| From 60e2793d440a3ec95abb5d6d4fc034a4b480472d Mon Sep 17 00:00:00 2001 |
| From: Michal Hocko <mhocko@suse.com> |
| Date: Fri, 5 Nov 2021 13:38:06 -0700 |
| Subject: mm, oom: do not trigger out_of_memory from the #PF |
| |
| From: Michal Hocko <mhocko@suse.com> |
| |
| commit 60e2793d440a3ec95abb5d6d4fc034a4b480472d upstream. |
| |
| Any allocation failure during the #PF path will return with VM_FAULT_OOM |
| which in turn results in pagefault_out_of_memory. This can happen for 2 |
| different reasons. a) Memcg is out of memory and we rely on |
| mem_cgroup_oom_synchronize to perform the memcg OOM handling or b) |
| normal allocation fails. |
| |
| The latter is quite problematic because allocation paths already trigger |
| out_of_memory and the page allocator tries really hard to not fail |
| allocations. Anyway, if the OOM killer has been already invoked there |
| is no reason to invoke it again from the #PF path.
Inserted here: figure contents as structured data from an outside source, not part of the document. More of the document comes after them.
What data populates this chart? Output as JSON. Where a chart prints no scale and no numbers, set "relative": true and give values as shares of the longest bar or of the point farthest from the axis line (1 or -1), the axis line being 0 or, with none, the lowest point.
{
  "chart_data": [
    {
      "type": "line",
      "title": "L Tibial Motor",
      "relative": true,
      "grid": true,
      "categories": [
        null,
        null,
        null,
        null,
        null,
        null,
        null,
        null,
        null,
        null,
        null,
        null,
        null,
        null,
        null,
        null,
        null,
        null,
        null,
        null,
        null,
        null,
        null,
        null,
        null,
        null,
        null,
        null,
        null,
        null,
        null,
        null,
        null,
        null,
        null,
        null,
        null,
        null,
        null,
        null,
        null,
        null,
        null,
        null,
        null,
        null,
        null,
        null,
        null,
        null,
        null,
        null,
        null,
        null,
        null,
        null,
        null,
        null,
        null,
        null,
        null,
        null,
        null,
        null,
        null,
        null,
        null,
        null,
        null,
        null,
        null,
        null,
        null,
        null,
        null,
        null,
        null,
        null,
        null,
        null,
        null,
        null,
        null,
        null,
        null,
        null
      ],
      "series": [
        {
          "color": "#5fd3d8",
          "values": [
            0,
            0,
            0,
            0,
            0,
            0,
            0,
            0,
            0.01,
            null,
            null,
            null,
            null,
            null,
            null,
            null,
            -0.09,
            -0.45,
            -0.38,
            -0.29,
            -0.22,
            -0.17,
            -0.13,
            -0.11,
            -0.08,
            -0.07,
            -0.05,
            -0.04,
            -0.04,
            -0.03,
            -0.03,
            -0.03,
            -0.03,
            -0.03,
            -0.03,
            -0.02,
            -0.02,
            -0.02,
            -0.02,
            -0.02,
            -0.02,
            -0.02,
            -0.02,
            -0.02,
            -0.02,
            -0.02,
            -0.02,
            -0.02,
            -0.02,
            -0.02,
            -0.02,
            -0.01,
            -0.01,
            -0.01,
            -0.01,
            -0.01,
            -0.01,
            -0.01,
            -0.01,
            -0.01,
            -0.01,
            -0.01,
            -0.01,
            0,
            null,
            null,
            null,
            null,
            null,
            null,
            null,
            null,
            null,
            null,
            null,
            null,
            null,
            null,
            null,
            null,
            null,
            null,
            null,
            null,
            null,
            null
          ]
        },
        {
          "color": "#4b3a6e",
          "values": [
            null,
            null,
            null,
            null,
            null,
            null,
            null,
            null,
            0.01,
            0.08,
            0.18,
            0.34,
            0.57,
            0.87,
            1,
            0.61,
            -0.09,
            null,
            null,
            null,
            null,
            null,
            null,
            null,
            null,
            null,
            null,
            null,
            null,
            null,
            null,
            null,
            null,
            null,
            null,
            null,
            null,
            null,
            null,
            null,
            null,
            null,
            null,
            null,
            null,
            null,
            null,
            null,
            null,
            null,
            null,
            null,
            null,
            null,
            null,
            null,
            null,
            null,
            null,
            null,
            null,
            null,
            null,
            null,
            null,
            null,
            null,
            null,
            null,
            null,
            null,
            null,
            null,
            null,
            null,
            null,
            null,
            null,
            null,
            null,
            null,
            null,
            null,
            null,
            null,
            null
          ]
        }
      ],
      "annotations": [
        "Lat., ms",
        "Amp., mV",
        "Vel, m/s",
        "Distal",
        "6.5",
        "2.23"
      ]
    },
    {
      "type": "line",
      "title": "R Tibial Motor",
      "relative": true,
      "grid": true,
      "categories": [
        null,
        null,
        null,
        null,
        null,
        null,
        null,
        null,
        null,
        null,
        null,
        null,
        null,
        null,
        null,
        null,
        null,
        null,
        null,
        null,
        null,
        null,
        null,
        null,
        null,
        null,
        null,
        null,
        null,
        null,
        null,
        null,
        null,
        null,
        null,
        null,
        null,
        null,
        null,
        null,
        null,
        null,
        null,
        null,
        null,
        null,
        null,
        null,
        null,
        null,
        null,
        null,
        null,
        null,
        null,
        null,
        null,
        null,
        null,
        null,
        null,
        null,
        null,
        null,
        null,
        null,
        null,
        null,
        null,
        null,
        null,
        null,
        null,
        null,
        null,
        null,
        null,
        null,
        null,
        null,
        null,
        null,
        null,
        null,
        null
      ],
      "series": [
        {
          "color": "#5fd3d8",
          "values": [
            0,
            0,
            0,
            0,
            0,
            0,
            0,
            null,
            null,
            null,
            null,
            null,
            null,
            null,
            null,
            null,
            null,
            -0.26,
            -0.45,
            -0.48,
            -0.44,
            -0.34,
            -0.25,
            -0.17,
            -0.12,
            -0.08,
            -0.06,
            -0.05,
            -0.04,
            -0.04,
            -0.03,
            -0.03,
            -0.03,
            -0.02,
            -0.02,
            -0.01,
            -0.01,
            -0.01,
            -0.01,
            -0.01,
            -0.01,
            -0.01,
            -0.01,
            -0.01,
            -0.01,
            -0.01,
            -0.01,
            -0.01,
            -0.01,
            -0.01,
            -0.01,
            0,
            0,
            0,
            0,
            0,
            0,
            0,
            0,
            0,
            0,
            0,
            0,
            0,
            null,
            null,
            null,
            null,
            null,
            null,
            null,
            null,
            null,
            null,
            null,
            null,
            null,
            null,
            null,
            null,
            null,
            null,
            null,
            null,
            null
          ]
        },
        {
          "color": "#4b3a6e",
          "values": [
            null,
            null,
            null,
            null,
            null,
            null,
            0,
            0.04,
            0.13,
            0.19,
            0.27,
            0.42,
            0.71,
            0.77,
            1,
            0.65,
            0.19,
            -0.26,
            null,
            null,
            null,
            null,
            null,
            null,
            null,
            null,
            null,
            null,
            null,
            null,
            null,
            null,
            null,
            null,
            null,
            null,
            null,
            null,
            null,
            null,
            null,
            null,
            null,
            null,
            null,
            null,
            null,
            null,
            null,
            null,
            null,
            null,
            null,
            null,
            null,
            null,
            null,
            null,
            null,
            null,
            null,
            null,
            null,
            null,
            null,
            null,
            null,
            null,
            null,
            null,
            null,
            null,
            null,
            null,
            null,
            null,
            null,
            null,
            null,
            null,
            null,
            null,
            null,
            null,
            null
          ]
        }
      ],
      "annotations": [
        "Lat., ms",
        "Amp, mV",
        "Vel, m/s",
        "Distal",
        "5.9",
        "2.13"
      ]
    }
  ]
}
Especially when the |
| OOM condition might be gone by that time and we have no way to find out |
| other than allocate. |
| |
| Moreover if the allocation failed and the OOM killer hasn't been invoked |
| then we are unlikely to do the right thing from the #PF context because |
| we have already lost the allocation context and restictions and |
| therefore might oom kill a task from a different NUMA domain. |
| |
| This all suggests that there is no legitimate reason to trigger |
| out_of_memory from pagefault_out_of_memory so drop it. Just to be sure |
| that no #PF path returns with VM_FAULT_OOM without allocation print a |
| warning that this is happening before we restart the #PF. |
| |
| [VvS: #PF allocation can hit into limit of cgroup v1 kmem controller. |
| This is a local problem related to memcg, however, it causes unnecessary |
| global OOM kills that are repeated over and over again and escalate into a |
| real disaster. This has been broken since kmem accounting has been |
| introduced for cgroup v1 (3.8). There was no kmem specific reclaim for |
| the separate limit so the only way to handle kmem hard limit was to return |
| with ENOMEM. In upstream the problem will be fixed by removing the |
| outdated kmem limit, however stable and LTS kernels cannot do it and are |
| still affected. This patch fixes the problem and should be backported |
| into stable/LTS.] |
| |
| Link: https://lkml.kernel.org/r/f5fd8dd8-0ad4-c524-5f65-920b01972a42@virtuozzo.com |
| Signed-off-by: Michal Hocko <mhocko@suse.com> |
| Signed-off-by: Vasily Averin <vvs@virtuozzo.com> |
| Acked-by: Michal Hocko <mhocko@suse.com> |
| Cc: Johannes Weiner <hannes@cmpxchg.org> |
| Cc: Mel Gorman <mgorman@techsingularity.net> |
| Cc: Roman Gushchin <guro@fb.com> |
| Cc: Shakeel Butt <shakeelb@google.com> |
| Cc: Tetsuo Handa <penguin-kernel@i-love.sakura.ne.jp> |
| Cc: Uladzislau Rezki <urezki@gmail.com> |
| Cc: Vladimir Davydov <vdavydov.dev@gmail.com> |
| Cc: Vlastimil Babka <vbabka@suse.cz> |
| Cc: <stable@vger.kernel.org> |
| Signed-off-by: Andrew Morton <akpm@linux-foundation.org> |
| Signed-off-by: Linus Torvalds <torvalds@linux-foundation.org> |
| Signed-off-by: Greg Kroah-Hartman <gregkh@linuxfoundation.org> |
| --- |
| mm/oom_kill.c | 22 ++++++++-------------- |
| 1 file changed, 8 insertions(+), 14 deletions(-) |
| |
| --- a/mm/oom_kill.c |
| +++ b/mm/oom_kill.c |
| @@ -1114,19 +1114,15 @@ bool out_of_memory(struct oom_control *o |
| } |
| |
| /* |
| - * The pagefault handler calls here because it is out of memory, so kill a |
| - * memory-hogging task. If oom_lock is held by somebody else, a parallel oom |
| - * killing is already in progress so do nothing. |
| + * The pagefault handler calls here because some allocation has failed. We have |
| + * to take care of the memcg OOM here because this is the only safe context without |
| + * any locks held but let the oom killer triggered from the allocation context care |
| + * about the global OOM. |
| */ |
| void pagefault_out_of_memory(void) |
| { |
| - struct oom_control oc = { |
| - .zonelist = NULL, |
| - .nodemask = NULL, |
| - .memcg = NULL, |
| - .gfp_mask = 0, |
| - .order = 0, |
| - }; |
| + static DEFINE_RATELIMIT_STATE(pfoom_rs, DEFAULT_RATELIMIT_INTERVAL, |
| + DEFAULT_RATELIMIT_BURST); |
| |
| if (mem_cgroup_oom_synchronize(true)) |
| return; |
| @@ -1134,8 +1130,6 @@ void pagefault_out_of_memory(void) |
| if (fatal_signal_pending(current)) |
| return; |
| |
| - if (!mutex_trylock(&oom_lock)) |
| - return; |
| - out_of_memory(&oc); |
| - mutex_unlock(&oom_lock); |
| + if (__ratelimit(&pfoom_rs)) |
| + pr_warn("Huh VM_FAULT_OOM leaked out to the #PF handler. Retrying PF\n"); |
| } |